Mahfud MD Ungkap Penyebab Pemerintah Tak Bisa Langsung Habisi TPNPB-OPM

Ria Rizki Nirmala Sari

Kamis, 21 Juli 2022 | 20:05 WIB
Mahfud MD Ungkap Penyebab Pemerintah Tak Bisa Langsung Habisi TPNPB-OPM
Menteri Koordinator Bidang Politik, Hukum dan Keamanan (Menko Polhukam) Mahfud MD secara virtual dalam acara Media Briefing KSP di The Westin Jakarta, Jalan HR Rasuna Said, Jakarta Selatan, Kamis (21/7/2022). (Suara.com/Ria)

Suara.com - Menteri Koordinator Bidang Politik, Hukum dan Keamanan (Menko Polhukam) Mahfud MD mengungkap penyebab pemerintah tidak bisa langsung sikat habis pasukan Tentara Pembebasan Nasional Papua Barat Organisasi Papua Merdeka (TPNPB-OPM). Menurutnya, pemerintah harus melangkah secara hati-hati terlebih karena TPNPB-OPM kerap membaur dengan warga sipil.

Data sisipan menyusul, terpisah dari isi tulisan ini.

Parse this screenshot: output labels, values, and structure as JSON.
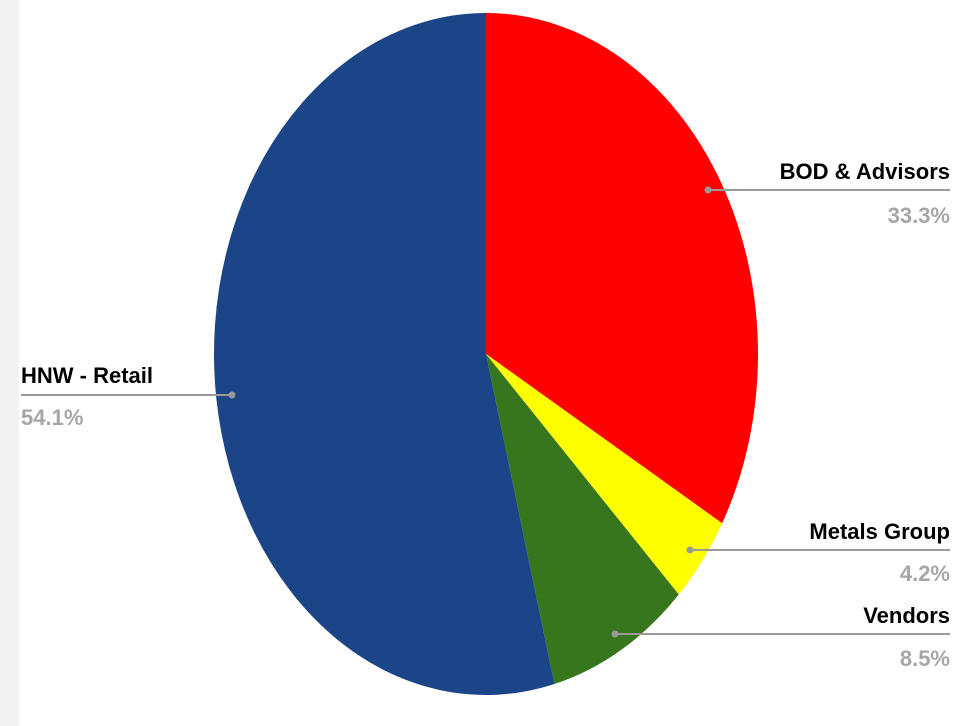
{
  "chart_data": {
    "type": "pie",
    "title": "",
    "start_angle_deg": 0,
    "direction": "clockwise",
    "slices": [
      {
        "label": "BOD & Advisors",
        "value": 33.3,
        "value_label": "33.3%",
        "color": "#ff0000",
        "label_side": "right"
      },
      {
        "label": "Metals Group",
        "value": 4.2,
        "value_label": "4.2%",
        "color": "#ffff00",
        "label_side": "right"
      },
      {
        "label": "Vendors",
        "value": 8.5,
        "value_label": "8.5%",
        "color": "#38761d",
        "label_side": "right"
      },
      {
        "label": "HNW - Retail",
        "value": 54.1,
        "value_label": "54.1%",
        "color": "#1c4587",
        "label_side": "left"
      }
    ],
    "leader_line_color": "#999999",
    "legend": "none"
  }
}
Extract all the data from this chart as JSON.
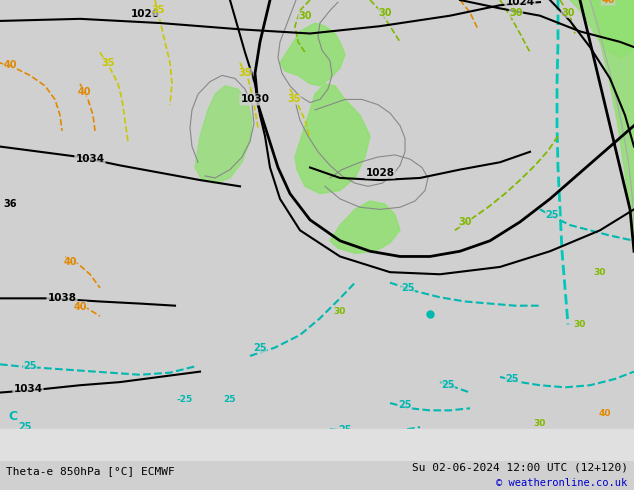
{
  "title_left": "Theta-e 850hPa [°C] ECMWF",
  "title_right": "Su 02-06-2024 12:00 UTC (12+120)",
  "title_right2": "© weatheronline.co.uk",
  "bg_color": "#d0d0d0",
  "green_fill": "#90e070",
  "fig_width": 6.34,
  "fig_height": 4.9,
  "dpi": 100
}
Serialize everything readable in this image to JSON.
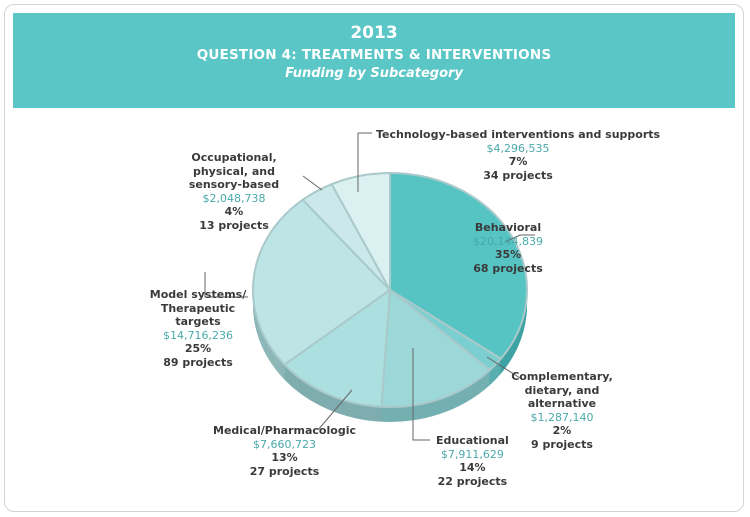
{
  "header": {
    "year": "2013",
    "question": "QUESTION 4: TREATMENTS & INTERVENTIONS",
    "subtitle": "Funding by Subcategory"
  },
  "chart_data": {
    "type": "pie",
    "title": "2013 QUESTION 4: TREATMENTS & INTERVENTIONS — Funding by Subcategory",
    "slices": [
      {
        "label": "Behavioral",
        "amount": "$20,144,839",
        "percent_label": "35%",
        "projects": "68 projects",
        "value": 35,
        "color": "#57c4c4",
        "side": "#3fa3a4"
      },
      {
        "label": "Complementary, dietary, and alternative",
        "amount": "$1,287,140",
        "percent_label": "2%",
        "projects": "9 projects",
        "value": 2,
        "color": "#7ccfd0",
        "side": "#5aaeaf"
      },
      {
        "label": "Educational",
        "amount": "$7,911,629",
        "percent_label": "14%",
        "projects": "22 projects",
        "value": 14,
        "color": "#9dd8d9",
        "side": "#74b0b2"
      },
      {
        "label": "Medical/Pharmacologic",
        "amount": "$7,660,723",
        "percent_label": "13%",
        "projects": "27 projects",
        "value": 13,
        "color": "#acdfe0",
        "side": "#7fadaf"
      },
      {
        "label": "Model systems/ Therapeutic targets",
        "amount": "$14,716,236",
        "percent_label": "25%",
        "projects": "89 projects",
        "value": 25,
        "color": "#bde5e6",
        "side": "#8db7b8"
      },
      {
        "label": "Occupational, physical, and sensory-based",
        "amount": "$2,048,738",
        "percent_label": "4%",
        "projects": "13 projects",
        "value": 4,
        "color": "#cbe9ea",
        "side": "#9fc3c4"
      },
      {
        "label": "Technology-based interventions and supports",
        "amount": "$4,296,535",
        "percent_label": "7%",
        "projects": "34 projects",
        "value": 7,
        "color": "#daf0f1",
        "side": "#aecdce"
      }
    ]
  }
}
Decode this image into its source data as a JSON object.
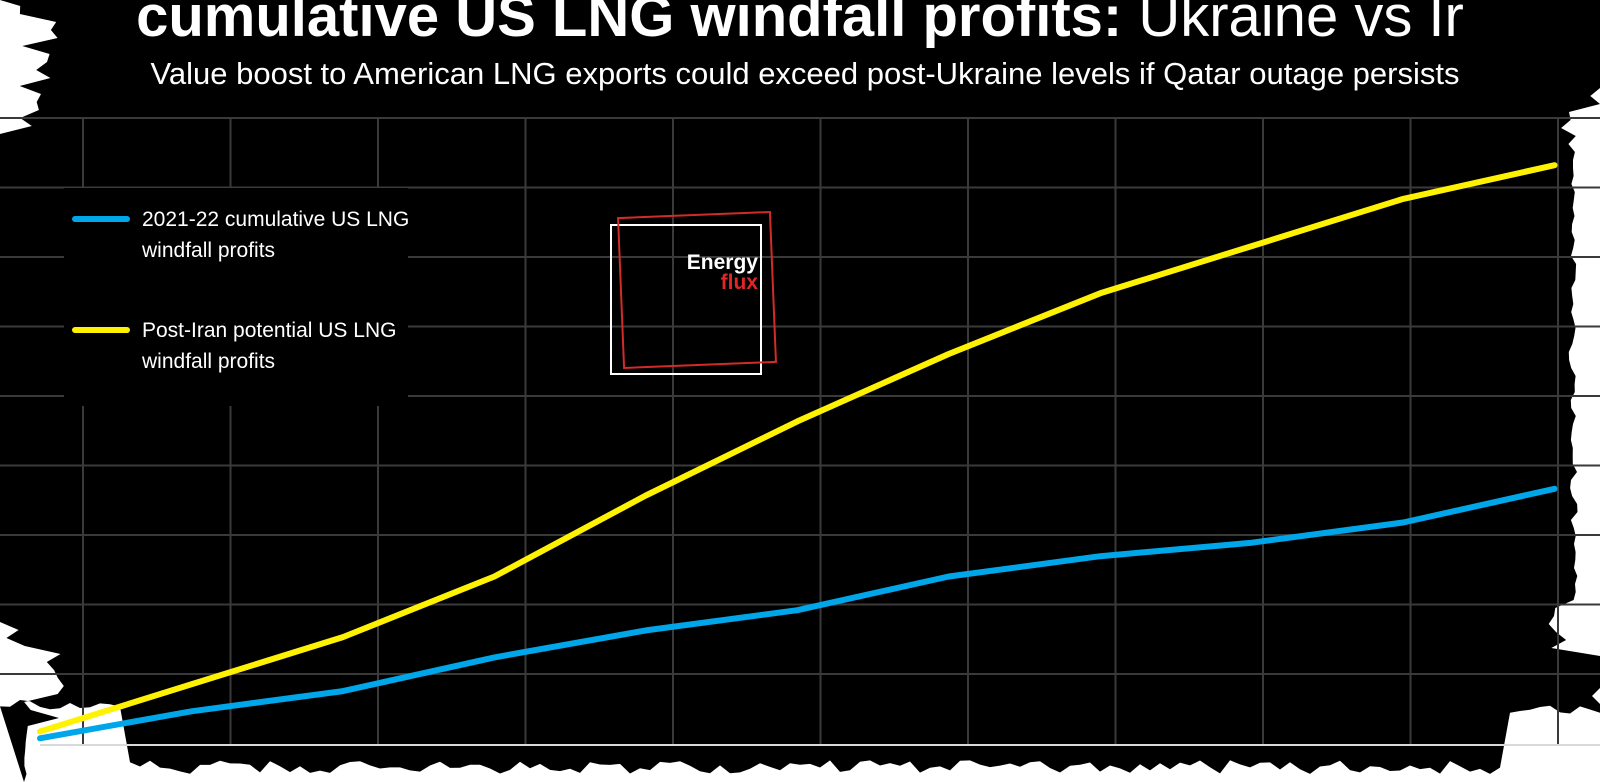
{
  "header": {
    "title_bold": "cumulative US LNG windfall profits:",
    "title_light": "Ukraine vs Ir",
    "subtitle": "Value boost to American LNG exports could exceed post-Ukraine levels if Qatar outage persists"
  },
  "logo": {
    "word1": "Energy",
    "word2": "flux"
  },
  "colors": {
    "background": "#000000",
    "grid": "#3a3a3a",
    "ukraine_series": "#00a6ea",
    "iran_series": "#fff200",
    "logo_red": "#d42a2a"
  },
  "chart_data": {
    "type": "line",
    "title": "",
    "xlabel": "",
    "ylabel": "",
    "grid": true,
    "legend_position": "top-left",
    "x": [
      0,
      1,
      2,
      3,
      4,
      5,
      6,
      7,
      8,
      9,
      10
    ],
    "xlim": [
      0,
      10.3
    ],
    "ylim": [
      0,
      9.3
    ],
    "series": [
      {
        "name": "2021-22 cumulative US LNG windfall profits",
        "color": "#00a6ea",
        "values": [
          0.1,
          0.5,
          0.8,
          1.3,
          1.7,
          2.0,
          2.5,
          2.8,
          3.0,
          3.3,
          3.8
        ]
      },
      {
        "name": "Post-Iran potential US LNG windfall profits",
        "color": "#fff200",
        "values": [
          0.2,
          0.9,
          1.6,
          2.5,
          3.7,
          4.8,
          5.8,
          6.7,
          7.4,
          8.1,
          8.6
        ]
      }
    ]
  }
}
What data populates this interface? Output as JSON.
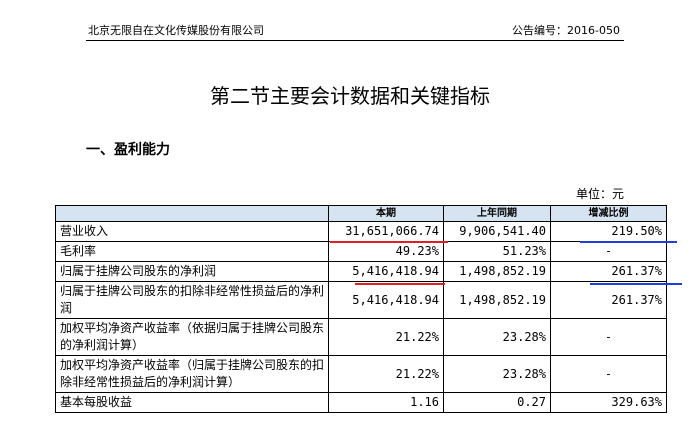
{
  "header": {
    "company": "北京无限自在文化传媒股份有限公司",
    "announcement_no": "公告编号：2016-050"
  },
  "title": "第二节主要会计数据和关键指标",
  "section_heading": "一、盈利能力",
  "unit": "单位：元",
  "table": {
    "columns": [
      "",
      "本期",
      "上年同期",
      "增减比例"
    ],
    "rows": [
      {
        "item": "营业收入",
        "current": "31,651,066.74",
        "prior": "9,906,541.40",
        "change": "219.50%"
      },
      {
        "item": "毛利率",
        "current": "49.23%",
        "prior": "51.23%",
        "change": "-"
      },
      {
        "item": "归属于挂牌公司股东的净利润",
        "current": "5,416,418.94",
        "prior": "1,498,852.19",
        "change": "261.37%"
      },
      {
        "item": "归属于挂牌公司股东的扣除非经常性损益后的净利润",
        "current": "5,416,418.94",
        "prior": "1,498,852.19",
        "change": "261.37%"
      },
      {
        "item": "加权平均净资产收益率（依据归属于挂牌公司股东的净利润计算）",
        "current": "21.22%",
        "prior": "23.28%",
        "change": "-"
      },
      {
        "item": "加权平均净资产收益率（归属于挂牌公司股东的扣除非经常性损益后的净利润计算）",
        "current": "21.22%",
        "prior": "23.28%",
        "change": "-"
      },
      {
        "item": "基本每股收益",
        "current": "1.16",
        "prior": "0.27",
        "change": "329.63%"
      }
    ]
  },
  "annotation_colors": {
    "red": "#e02020",
    "blue": "#1e3fd8"
  }
}
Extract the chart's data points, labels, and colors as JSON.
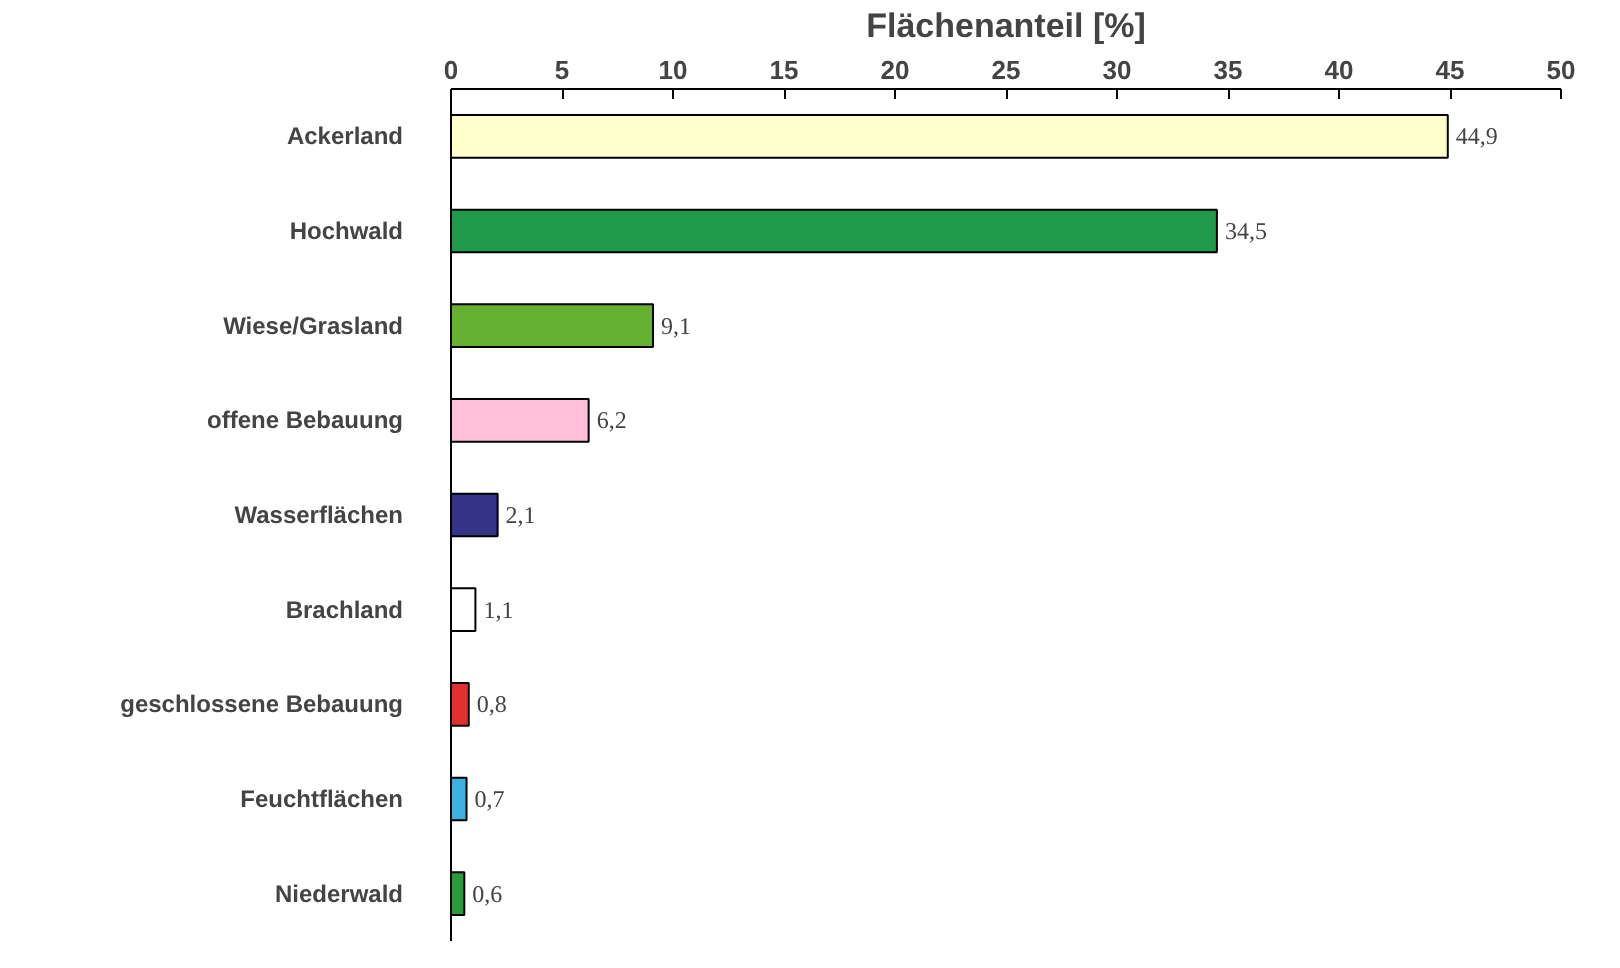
{
  "chart_data": {
    "type": "bar",
    "orientation": "horizontal",
    "xlabel": "Flächenanteil [%]",
    "categories": [
      "Ackerland",
      "Hochwald",
      "Wiese/Grasland",
      "offene Bebauung",
      "Wasserflächen",
      "Brachland",
      "geschlossene Bebauung",
      "Feuchtflächen",
      "Niederwald"
    ],
    "values": [
      44.9,
      34.5,
      9.1,
      6.2,
      2.1,
      1.1,
      0.8,
      0.7,
      0.6
    ],
    "colors": [
      "#ffffcc",
      "#1f9a4a",
      "#66b032",
      "#ffbfd9",
      "#333388",
      "#ffffff",
      "#e03030",
      "#40b0e0",
      "#2a9a3a"
    ],
    "value_labels": [
      "44,9",
      "34,5",
      "9,1",
      "6,2",
      "2,1",
      "1,1",
      "0,8",
      "0,7",
      "0,6"
    ],
    "xlim": [
      0,
      50
    ],
    "xticks": [
      0,
      5,
      10,
      15,
      20,
      25,
      30,
      35,
      40,
      45,
      50
    ],
    "grid": false
  }
}
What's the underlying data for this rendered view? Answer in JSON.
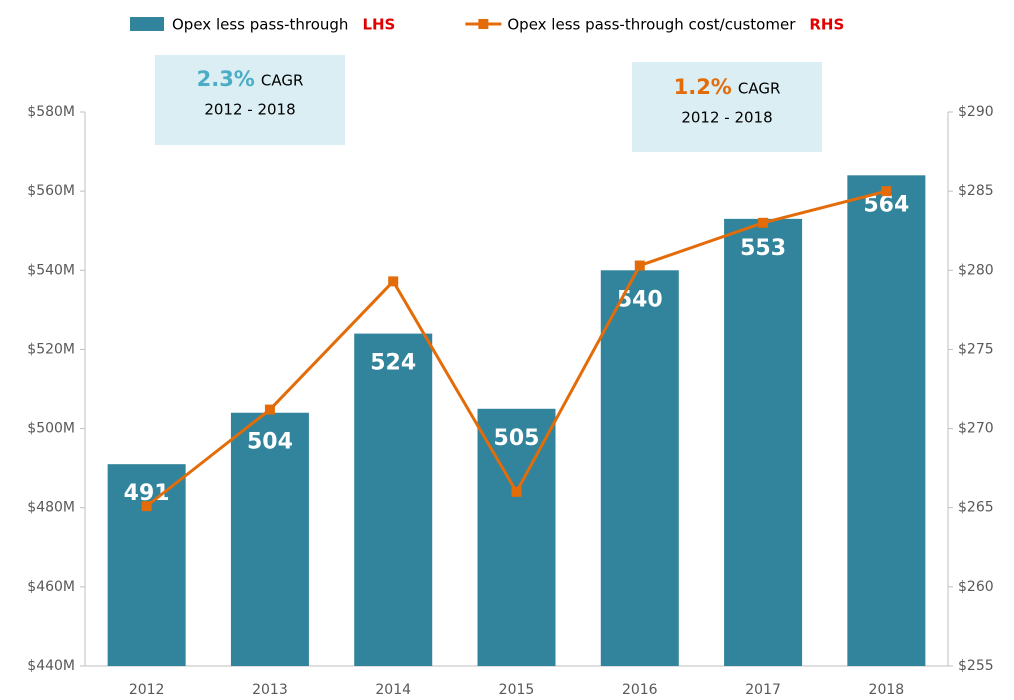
{
  "chart_data": {
    "type": "bar-line",
    "categories": [
      "2012",
      "2013",
      "2014",
      "2015",
      "2016",
      "2017",
      "2018"
    ],
    "series": [
      {
        "name": "Opex less pass-through",
        "axis_tag": "LHS",
        "type": "bar",
        "color": "#31849b",
        "values": [
          491,
          504,
          524,
          505,
          540,
          553,
          564
        ]
      },
      {
        "name": "Opex less pass-through cost/customer",
        "axis_tag": "RHS",
        "type": "line",
        "axis": "y2",
        "color": "#e36c09",
        "values": [
          265.1,
          271.2,
          279.3,
          266.0,
          280.3,
          283.0,
          285.0
        ]
      }
    ],
    "ylim": [
      440,
      580
    ],
    "yticks": [
      {
        "value": 440,
        "label": "$440M"
      },
      {
        "value": 460,
        "label": "$460M"
      },
      {
        "value": 480,
        "label": "$480M"
      },
      {
        "value": 500,
        "label": "$500M"
      },
      {
        "value": 520,
        "label": "$520M"
      },
      {
        "value": 540,
        "label": "$540M"
      },
      {
        "value": 560,
        "label": "$560M"
      },
      {
        "value": 580,
        "label": "$580M"
      }
    ],
    "y2lim": [
      255,
      290
    ],
    "y2ticks": [
      {
        "value": 255,
        "label": "$255"
      },
      {
        "value": 260,
        "label": "$260"
      },
      {
        "value": 265,
        "label": "$265"
      },
      {
        "value": 270,
        "label": "$270"
      },
      {
        "value": 275,
        "label": "$275"
      },
      {
        "value": 280,
        "label": "$280"
      },
      {
        "value": 285,
        "label": "$285"
      },
      {
        "value": 290,
        "label": "$290"
      }
    ],
    "annotations": [
      {
        "value": "2.3%",
        "text": "CAGR",
        "period": "2012 - 2018",
        "color": "#4bacc6"
      },
      {
        "value": "1.2%",
        "text": "CAGR",
        "period": "2012 - 2018",
        "color": "#e36c09"
      }
    ]
  }
}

"Karena ternyata KKB kan membaur ke penduduk sipil, masuk ke kelompok-kelompok sipil sehingga tidak bisa kita melakukan tindakan tanpa memilah satu per satu," ungkap Mahfud secara virtual dalam acara Media Briefing KSP di The Westin Jakarta, Jalan HR Rasuna Said, Jakarta Selatan, Kamis (21/7/2022).

Mahfud mengatakan kalau pemerintah tidak mau langsung menghabisi TPNPB-OPM karena khawatir akan ada masyarakat sipil yang menjadi korban. Sebabnya, TPNPB-OPM itu menggunakan hukum rimba.

Menurutnya, apa yang dilakukan TPNPB-OPM tersebut bertolakbelakang dengan pemerintah yang menggunakan aturan hukum. Karena itu juga, ia tidak menampik kalau pemerintah dianggap lamban dalam menangani penyerangan brutal dari TPNPB-OPM.

"Itu yang menyebabkan kita dinilai lalu kok agak lambat, enggak, hati-hati mereka melanggar hukum dengan brutal, kita berhati-hati agar tidak ada korban orang-orang secara tidak melawan hukum," jelasnya. 

Sebut Papua Kondusif 

Mahfud MD mengungkapkan kalau keamanan Papua secara umum itu terbilang kondusif. Ia menyebut tindakan kriminal maupun kekerasan hanya terjadi di beberapa tempat saja.

"Sebenarnya Papua itu kondusif, tindakan kriminil maupun kekerasan-kekerasan di sana hanya terjadi di Pegunungan Tengah dan di beberapa tempat. Kalau saudara ke pesisir, kemudian ke Manokwari, ke Jayapura, ke selatan sana Manokwari semuanya sangat kondusif," kata Mahfud.

Mahfud kemudian menilai kalau apa yang dilakukan Tentara Pembebasan Nasional Papua Barat Organisasi Papua Merdeka (TPNPB-OPM) itu juga banyak terjadi di luar Papua. Hanya saja, TPNBP-OPM menjadi sebuah isu besar karena melibatkan politik serta keamanan dengan tujuan Papua merdeka.

"Tiap hari banyak juga di Jawa, tetapi di Papua, KKB ini menjadi isu karena motifnya KKB ini adalah motif politik dan keamanan karena bertujuan melakukan tindakan-tindakan atau pemisahan diri, disintegrasi," jelasnya.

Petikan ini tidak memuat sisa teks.